Washington, United States: Brittany Lincicome, hoping to be a trailblazer, will become only the sixth woman to compete in a men's PGA Tour event when she tees off Thursday at the Barbasol Championship.
The 32-year-old American, a two-time major champion and eight-time LPGA winner, will be among 132 starters at Keene Trace Golf Club while most of the top men's players compete in the British Open at Carnoustie.
"I'm really, really excited," Lincicome said in a Tuesday essay on The Players Tribune website. "I'll just be out here swinging for the fences and having the time of my life."
Swedish superstar Annika Sorenstam became the first woman in 58 years to appear in a PGA event when she played the Colonial in 2003, missing the cut.
Michelle Wie later played in a handful of PGA events, never making the cut. Babe Zaharias and Suzy Whaley also competed in PGA tournaments.
"All the girls in the locker room thought it was awesome," Lincicome told reporters Tuesday. "That was really cool. They have been really supportive."

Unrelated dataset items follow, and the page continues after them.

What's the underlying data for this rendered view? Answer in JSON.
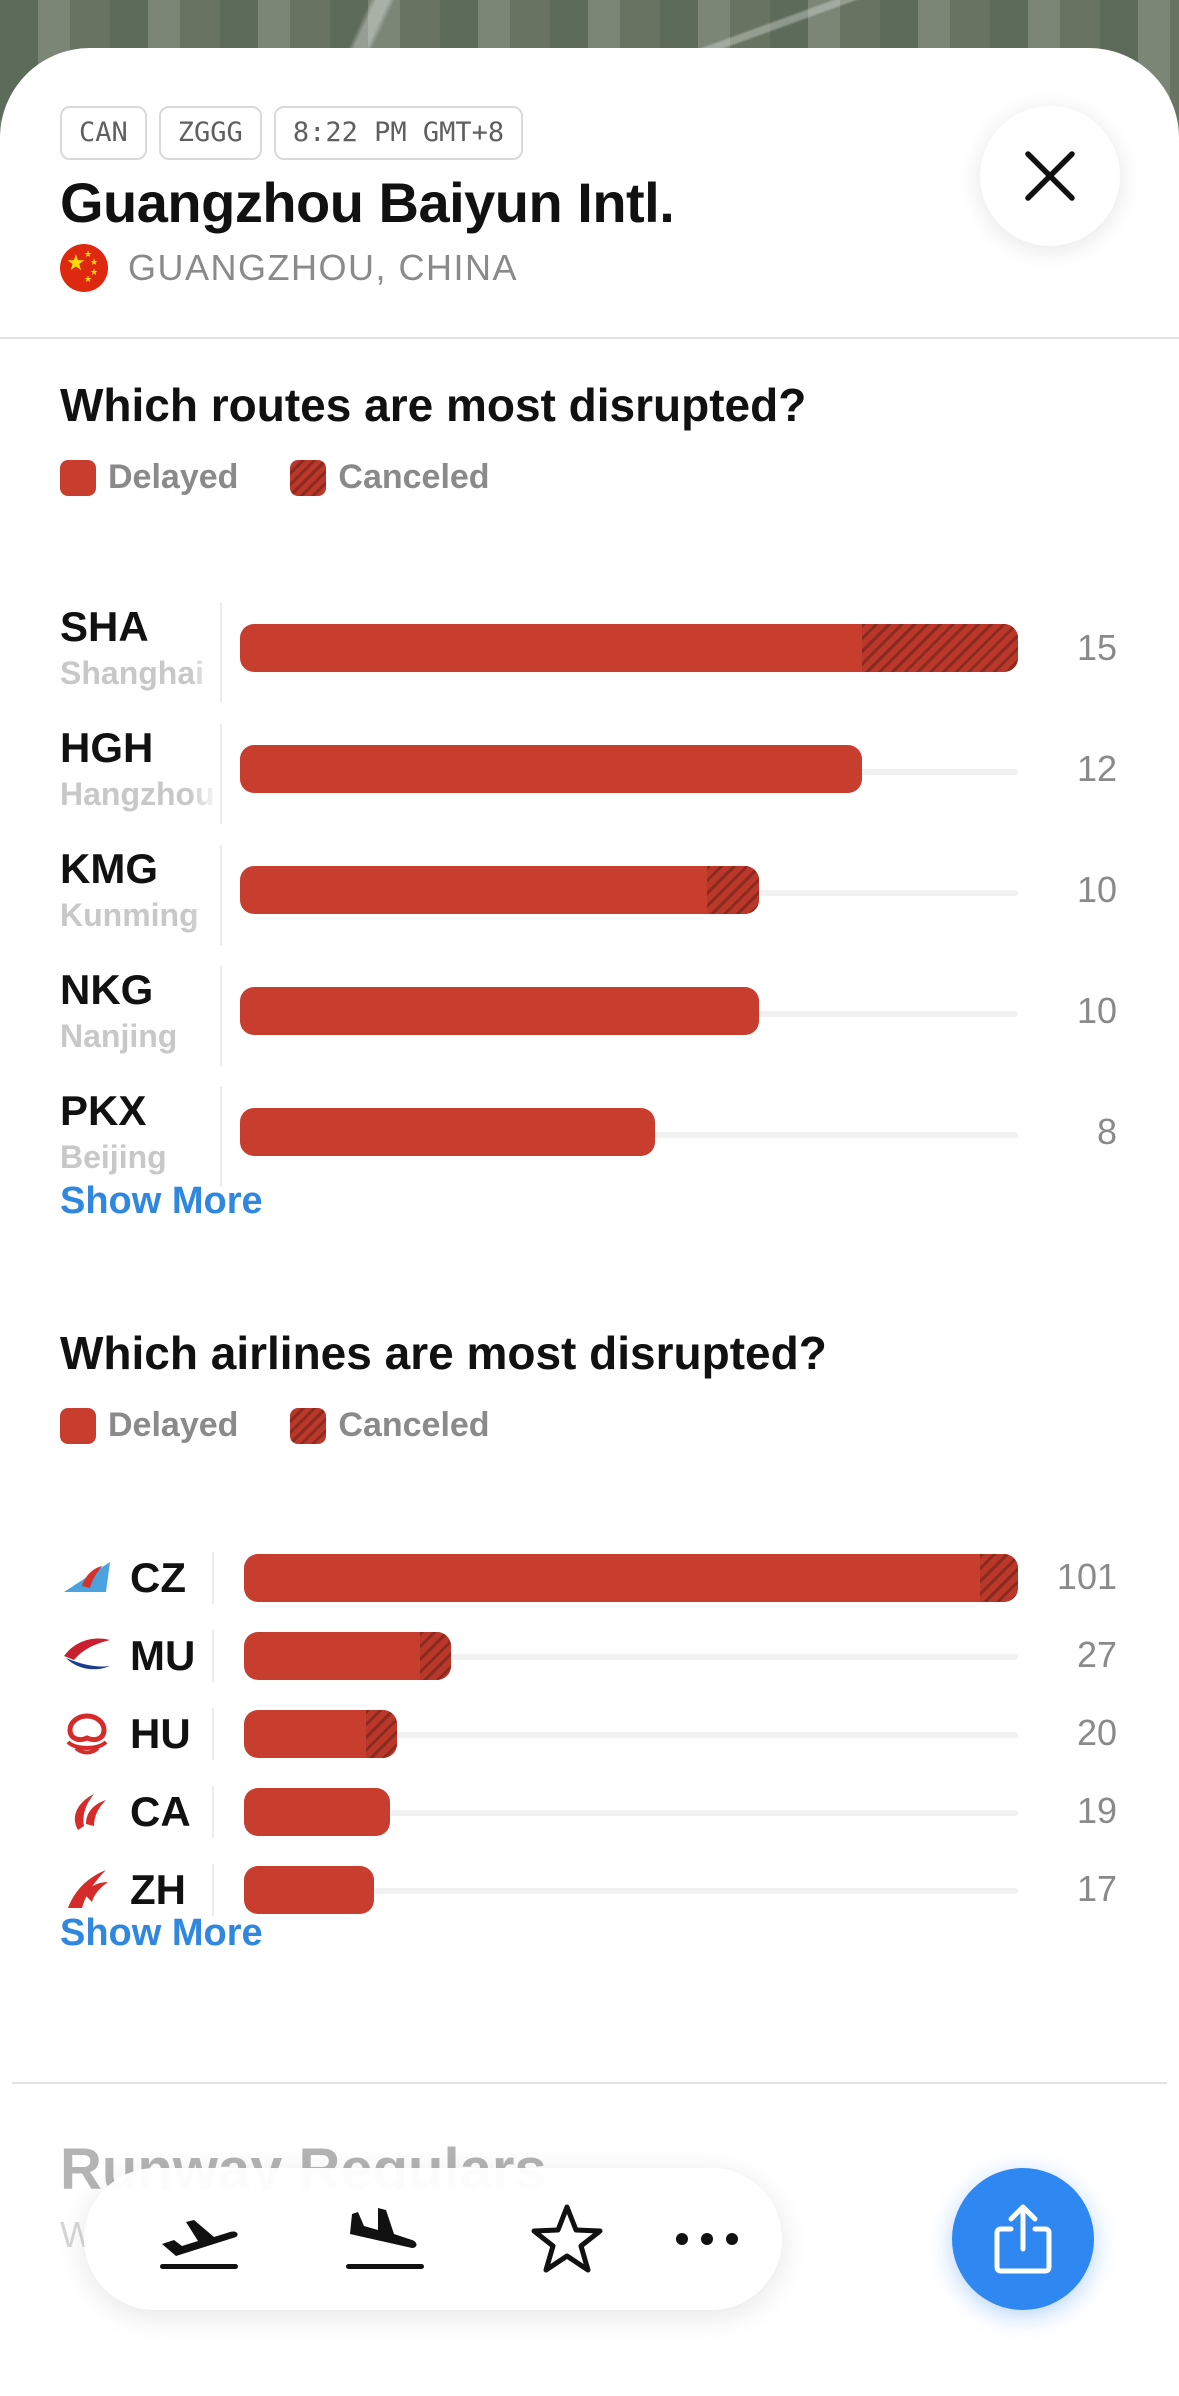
{
  "header": {
    "chips": [
      "CAN",
      "ZGGG",
      "8:22 PM GMT+8"
    ],
    "title": "Guangzhou Baiyun Intl.",
    "location": "GUANGZHOU, CHINA"
  },
  "legend": {
    "delayed": "Delayed",
    "canceled": "Canceled"
  },
  "colors": {
    "delayed": "#c73e2e",
    "canceled": "#8c2a1f",
    "link": "#2f87e0",
    "share": "#2f87f2"
  },
  "routes": {
    "title": "Which routes are most disrupted?",
    "items": [
      {
        "code": "SHA",
        "city": "Shanghai",
        "delayed": 12,
        "canceled": 3,
        "total": "15"
      },
      {
        "code": "HGH",
        "city": "Hangzhou",
        "delayed": 12,
        "canceled": 0,
        "total": "12"
      },
      {
        "code": "KMG",
        "city": "Kunming",
        "delayed": 9,
        "canceled": 1,
        "total": "10"
      },
      {
        "code": "NKG",
        "city": "Nanjing",
        "delayed": 10,
        "canceled": 0,
        "total": "10"
      },
      {
        "code": "PKX",
        "city": "Beijing",
        "delayed": 8,
        "canceled": 0,
        "total": "8"
      }
    ],
    "max": 15,
    "show_more": "Show More"
  },
  "airlines": {
    "title": "Which airlines are most disrupted?",
    "items": [
      {
        "code": "CZ",
        "logo": "china-southern-logo",
        "delayed": 96,
        "canceled": 5,
        "total": "101"
      },
      {
        "code": "MU",
        "logo": "china-eastern-logo",
        "delayed": 23,
        "canceled": 4,
        "total": "27"
      },
      {
        "code": "HU",
        "logo": "hainan-airlines-logo",
        "delayed": 16,
        "canceled": 4,
        "total": "20"
      },
      {
        "code": "CA",
        "logo": "air-china-logo",
        "delayed": 19,
        "canceled": 0,
        "total": "19"
      },
      {
        "code": "ZH",
        "logo": "shenzhen-airlines-logo",
        "delayed": 17,
        "canceled": 0,
        "total": "17"
      }
    ],
    "max": 101,
    "show_more": "Show More"
  },
  "runway": {
    "title": "Runway Regulars",
    "subtitle": "W"
  },
  "toolbar": {
    "icons": [
      "departures-icon",
      "arrivals-icon",
      "star-icon",
      "more-icon"
    ],
    "share_icon": "share-icon",
    "close_icon": "close-icon"
  }
}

While her nerves were tested being in contention last week, Lincicome expects she will be nervous at the start -- "I'm sure the first three or four holes I will be."
Lincicome wrote in her essay she pondered accepting the offer to play on a sponsor's exemption for days because she worried "about how this whole thing might backfire or cause some people to lash out toward me."
"I'm not trying to compare myself to the guys. I'm not trying to compare our games. I just want to go out and have a good time," Lincicome said. "It will be like playing in a major, but with the guys. I just want to have fun."
Lincicome recalled playing on a high school boys golf team, rivals unhappy to risk losing to a girl.
"I was never someone those guys were happy to see," she wrote. "But you know what? I soldiered on. I didn't let that stop me. I loved competing against the guys. It allowed me to improve more rapidly because I needed to work hard to keep up.
"The decision to ignore any outside distractions and just go play golf seems to have worked out OK for me after all."
Thinking of today's young female golfers ensured Lincicome would take the PGA opportunity.
"The more I thought about whether to play in this event, the more I kept coming back to all the younger girls who I might be able to connect with and inspire by doing this," she wrote.
"I thought about how an opportunity like this might be able to make a difference in how people think about our sport in the future. I truly believe if you're a girl and you're good, you should practice, play and compete with the guys as much as you can."
And Lincicome hasn't heard any negative words about her playing against men.
"It has been wonderful. In every way it has been like a dream," she wrote. "No one has been a jerk to me about my decision. Not one person has been nasty or sexist or anything. No one has cursed me out or told me to stick to the women’s game.
"Maybe by the time those girls are my age, there will be lots more opportunities for PGA and LPGA pros to compete and play against each other."